Ona göre devletin ortalama ömrü yüz yirmi yıldır. İbn Haldun devlete bu organizmacı
perspektifle yaklaşır ve devletin doğuşundan yok oluşuna kadarki evrelerden
kendi ifadesiyle tavırlardan bahseder.
Birinci tavır,
zafer ve galibiyet evresidir. Bu evrede galibiyet ve devleti ele geçirme süreci
yaşanır. Bu dönemde iktidar sahibi tebaasıyla birlikte hareket eder, şan elde
etme, vergi toplama, devletini muhafaza etme konusunda örnek bir davranış
sergiler. İktidar sahibi asabiyet etkisinin devam ettiği bu süreçte tebaası
olmadan tek başına bir şey yapmaz.
İkinci evre istibdat evresidir. İktidar sahibi bu
dönemde yönetim ve karar alma
süreçlerinde tebaasını devre dışı bırakıp tek başına hareket eder.
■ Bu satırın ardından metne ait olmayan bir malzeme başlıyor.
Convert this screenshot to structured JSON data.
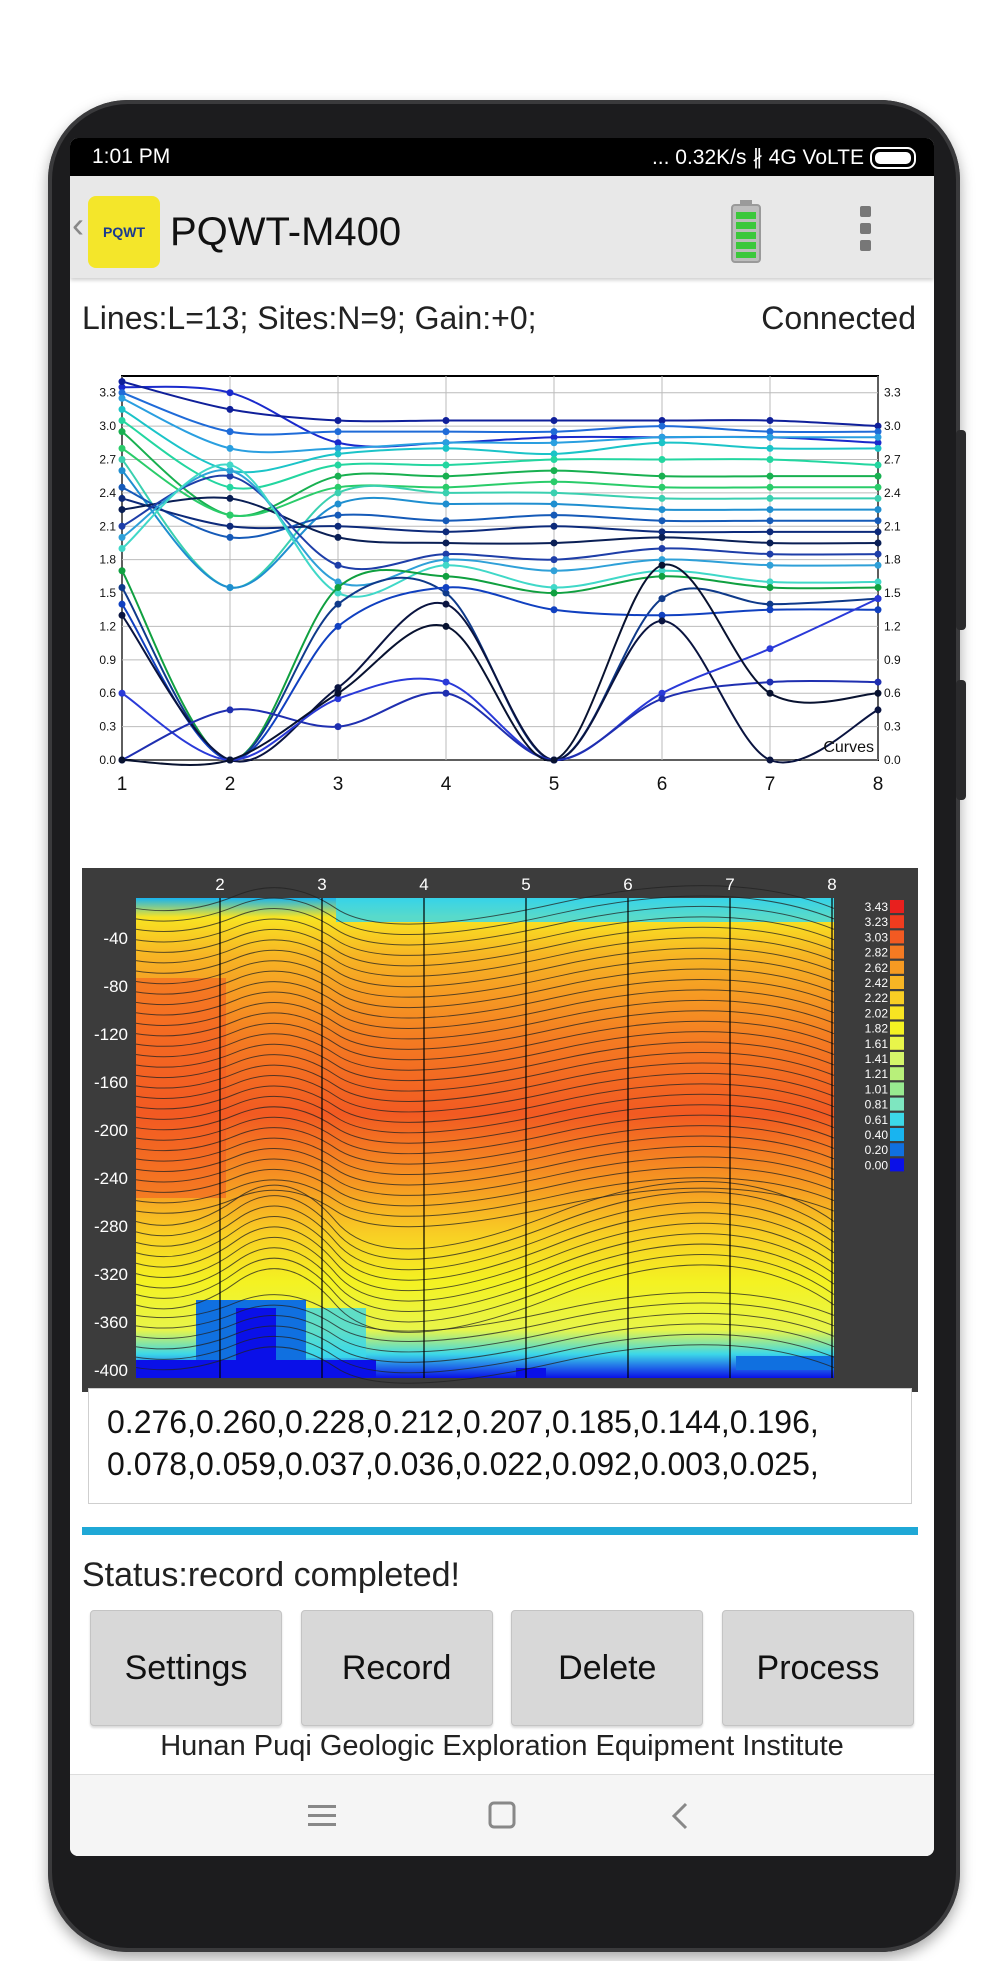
{
  "status_bar": {
    "time": "1:01 PM",
    "right_text": "... 0.32K/s ∦ 4G VoLTE",
    "icons": [
      "bluetooth-icon",
      "signal-icon",
      "battery-icon"
    ]
  },
  "app_bar": {
    "logo_text": "PQWT",
    "title": "PQWT-M400",
    "icons": [
      "back-chevron-icon",
      "battery-charge-icon",
      "overflow-menu-icon"
    ]
  },
  "info": {
    "text": "Lines:L=13;  Sites:N=9;  Gain:+0;",
    "connection": "Connected"
  },
  "chart_data": [
    {
      "type": "line",
      "title": "",
      "x": [
        1,
        2,
        3,
        4,
        5,
        6,
        7,
        8
      ],
      "ylim": [
        0,
        3.45
      ],
      "y_ticks": [
        "0.0",
        "0.3",
        "0.6",
        "0.9",
        "1.2",
        "1.5",
        "1.8",
        "2.1",
        "2.4",
        "2.7",
        "3.0",
        "3.3"
      ],
      "legend_label": "Curves",
      "grid": true,
      "series": [
        {
          "values": [
            3.35,
            3.3,
            2.85,
            2.85,
            2.9,
            2.9,
            2.9,
            2.85
          ]
        },
        {
          "values": [
            3.4,
            3.15,
            3.05,
            3.05,
            3.05,
            3.05,
            3.05,
            3.0
          ]
        },
        {
          "values": [
            3.3,
            2.95,
            2.95,
            2.95,
            2.95,
            3.0,
            2.95,
            2.95
          ]
        },
        {
          "values": [
            3.25,
            2.8,
            2.8,
            2.85,
            2.85,
            2.9,
            2.9,
            2.9
          ]
        },
        {
          "values": [
            3.15,
            2.6,
            2.75,
            2.8,
            2.75,
            2.85,
            2.8,
            2.8
          ]
        },
        {
          "values": [
            3.05,
            2.45,
            2.65,
            2.65,
            2.7,
            2.7,
            2.7,
            2.65
          ]
        },
        {
          "values": [
            2.95,
            2.2,
            2.55,
            2.55,
            2.6,
            2.55,
            2.55,
            2.55
          ]
        },
        {
          "values": [
            2.8,
            2.2,
            2.45,
            2.45,
            2.5,
            2.45,
            2.45,
            2.45
          ]
        },
        {
          "values": [
            2.7,
            1.55,
            2.4,
            2.4,
            2.4,
            2.35,
            2.35,
            2.35
          ]
        },
        {
          "values": [
            2.6,
            1.55,
            2.3,
            2.3,
            2.3,
            2.25,
            2.25,
            2.25
          ]
        },
        {
          "values": [
            2.45,
            2.0,
            2.2,
            2.15,
            2.2,
            2.15,
            2.15,
            2.15
          ]
        },
        {
          "values": [
            2.35,
            2.1,
            2.1,
            2.05,
            2.1,
            2.05,
            2.05,
            2.05
          ]
        },
        {
          "values": [
            2.25,
            2.35,
            2.0,
            1.95,
            1.95,
            2.0,
            1.95,
            1.95
          ]
        },
        {
          "values": [
            2.1,
            2.55,
            1.75,
            1.85,
            1.8,
            1.9,
            1.85,
            1.85
          ]
        },
        {
          "values": [
            2.0,
            2.6,
            1.6,
            1.8,
            1.7,
            1.8,
            1.75,
            1.75
          ]
        },
        {
          "values": [
            1.9,
            2.65,
            1.5,
            1.75,
            1.55,
            1.7,
            1.6,
            1.6
          ]
        },
        {
          "values": [
            1.7,
            0.0,
            1.55,
            1.65,
            1.5,
            1.65,
            1.55,
            1.55
          ]
        },
        {
          "values": [
            1.55,
            0.0,
            1.4,
            1.5,
            0.0,
            1.45,
            1.4,
            1.45
          ]
        },
        {
          "values": [
            1.4,
            0.0,
            1.2,
            1.55,
            1.35,
            1.3,
            1.35,
            1.35
          ]
        },
        {
          "values": [
            1.3,
            0.0,
            0.65,
            1.4,
            0.0,
            1.25,
            0.0,
            0.45
          ]
        },
        {
          "values": [
            0.6,
            0.0,
            0.55,
            0.7,
            0.0,
            0.6,
            1.0,
            1.45
          ]
        },
        {
          "values": [
            0.0,
            0.45,
            0.3,
            0.6,
            0.0,
            0.55,
            0.7,
            0.7
          ]
        },
        {
          "values": [
            0.0,
            0.0,
            0.6,
            1.2,
            0.0,
            1.75,
            0.6,
            0.6
          ]
        }
      ]
    },
    {
      "type": "heatmap",
      "title": "",
      "x_ticks": [
        "2",
        "3",
        "4",
        "5",
        "6",
        "7",
        "8"
      ],
      "y_ticks": [
        "-40",
        "-80",
        "-120",
        "-160",
        "-200",
        "-240",
        "-280",
        "-320",
        "-360",
        "-400"
      ],
      "legend": [
        {
          "value": "3.43",
          "color": "#e8201e"
        },
        {
          "value": "3.23",
          "color": "#f03c1e"
        },
        {
          "value": "3.03",
          "color": "#f25a22"
        },
        {
          "value": "2.82",
          "color": "#f47a22"
        },
        {
          "value": "2.62",
          "color": "#f69a22"
        },
        {
          "value": "2.42",
          "color": "#f7b524"
        },
        {
          "value": "2.22",
          "color": "#f8ce24"
        },
        {
          "value": "2.02",
          "color": "#f8e422"
        },
        {
          "value": "1.82",
          "color": "#f4f222"
        },
        {
          "value": "1.61",
          "color": "#e8f54a"
        },
        {
          "value": "1.41",
          "color": "#d4f56a"
        },
        {
          "value": "1.21",
          "color": "#b8f07a"
        },
        {
          "value": "1.01",
          "color": "#98ea90"
        },
        {
          "value": "0.81",
          "color": "#7ee6c0"
        },
        {
          "value": "0.61",
          "color": "#3cd8e8"
        },
        {
          "value": "0.40",
          "color": "#18b4f0"
        },
        {
          "value": "0.20",
          "color": "#1070e0"
        },
        {
          "value": "0.00",
          "color": "#0a10e8"
        }
      ]
    }
  ],
  "data_text": {
    "line1": "0.276,0.260,0.228,0.212,0.207,0.185,0.144,0.196,",
    "line2": "0.078,0.059,0.037,0.036,0.022,0.092,0.003,0.025,"
  },
  "status_text": "Status:record completed!",
  "buttons": {
    "settings": "Settings",
    "record": "Record",
    "delete": "Delete",
    "process": "Process"
  },
  "footer": "Hunan Puqi Geologic Exploration Equipment Institute",
  "nav": [
    "menu-icon",
    "home-square-icon",
    "back-icon"
  ]
}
Daha
önce dış düşmanlara karşı birlikte hareket ettiği, birlikte savaştığı kişi ve
gruplara karşı artık iktidar sahibi iktidar mücadelesine girişir.
Üçüncü evre ise dinlenme ve rahata erme evresidir. Bu
evrede iktidar bütün gücünü vergi toplamaya, servet edinmeye, gelir-gider
kayıtları tutmaya, toplanan servetle yüksek binalar, sanat eserleri, büyük
şehirler, yüksek anıtlar dikmeye vb. inşa etmeye başlarlar. Aynı şekilde bu
dönemde iktidar sahibi devlet görevlilerine daha geniş maddi imkânlar sunar,
milletlerin ve kabilelerin önde gelenlerine ihsanlarda bulunur.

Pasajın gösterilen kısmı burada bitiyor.